Failure to Investigate Verbal Abuse Allegation and Protect Residents
Penalty
Summary
The deficiency involves the facility’s failure to thoroughly investigate an allegation of verbal abuse in a timely manner and to implement protective measures for all residents during the investigation. The facility’s Abuse, Prevention and Prohibition Policy required immediate reporting of abuse allegations to the Administrator, a thorough investigation, and barring the alleged perpetrator from resident contact through suspension while the investigation was ongoing. A grievance form dated 12/31/25 documented that a resident reported CNA A was hateful, verbally abusive, refused to warm the resident’s food, and refused to assist the resident to get up. The resident’s admission MDS showed intact cognition, and diagnoses included major depressive disorder, other chronic pain, and CHF. The Social Service Director documented the grievance and reported informing the Administrator that the resident described CNA A as rude, disrespectful, and mean, including refusing to warm food and pull the resident up in bed, and stated the resident did report verbal abuse. The SSD then took the grievance form to the DON as instructed. The Administrator later stated she did not know about the abuse allegation on the grievance form until the survey date and did not recall being informed of what was written on the form. The DON acknowledged she was responsible for investigating abuse allegations but stated she did not think she understood that the word “abuse” was on the grievance form and was unsure if she saw “verbally abusive” on it.

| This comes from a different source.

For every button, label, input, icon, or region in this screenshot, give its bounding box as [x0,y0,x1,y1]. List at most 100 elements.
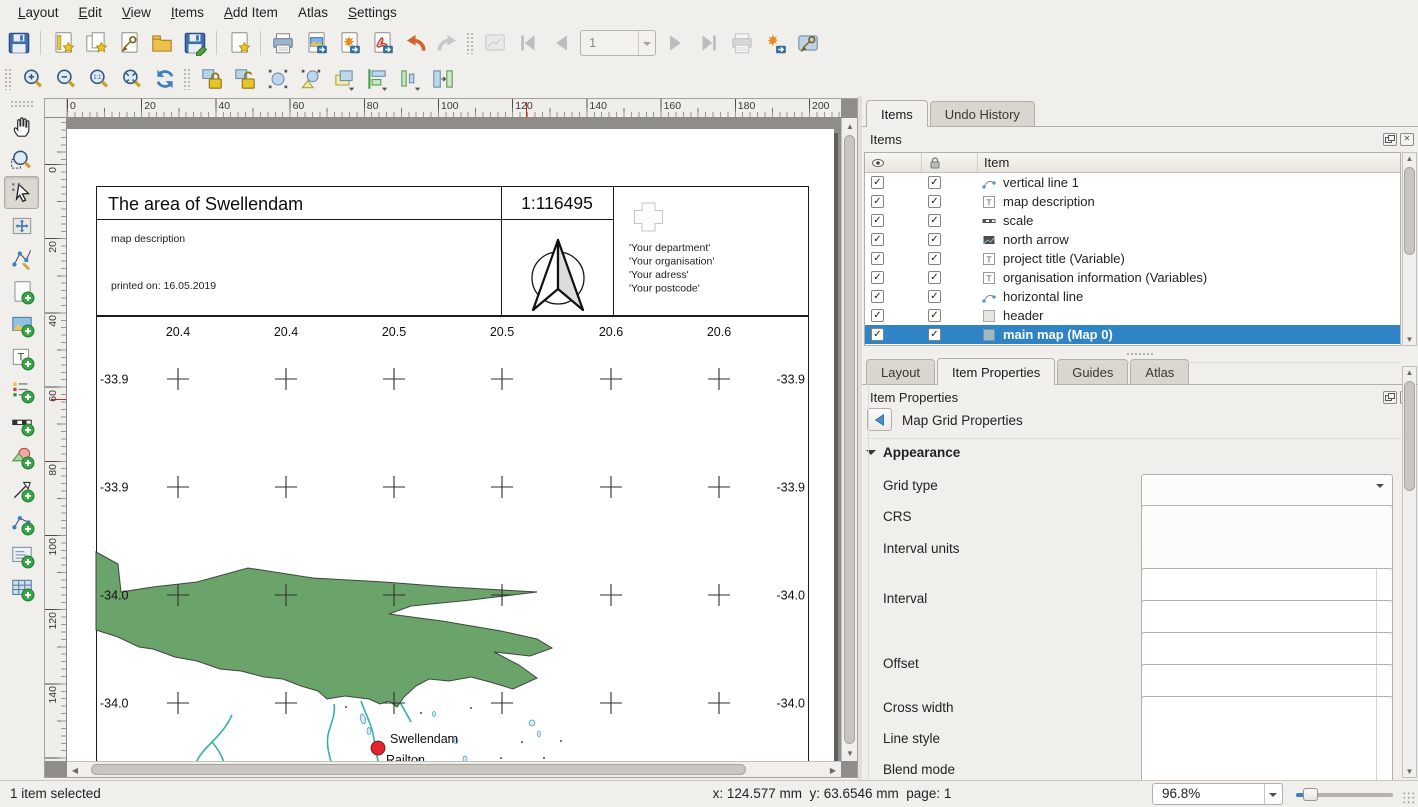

Despite the policy requiring immediate suspension of an employee alleged to have committed abuse, CNA A was not suspended and continued to work with the resident and other residents. CNA A reported that the DON had called him/her into the office the prior week and relayed that staff said CNA A threw down the resident’s meal tray, served cold food, told the resident “you get what you get,” did not assist the resident up in bed, and told the resident to butt out of the roommate’s care, which the DON described as borderline abuse. The ADON reported she was unaware of the allegation and stated that staff should notify the Administrator immediately and obtain statements from residents and staff during an abuse investigation. The facility was unable to provide a written investigation or documentation of steps taken to protect all residents during the investigation of this allegation.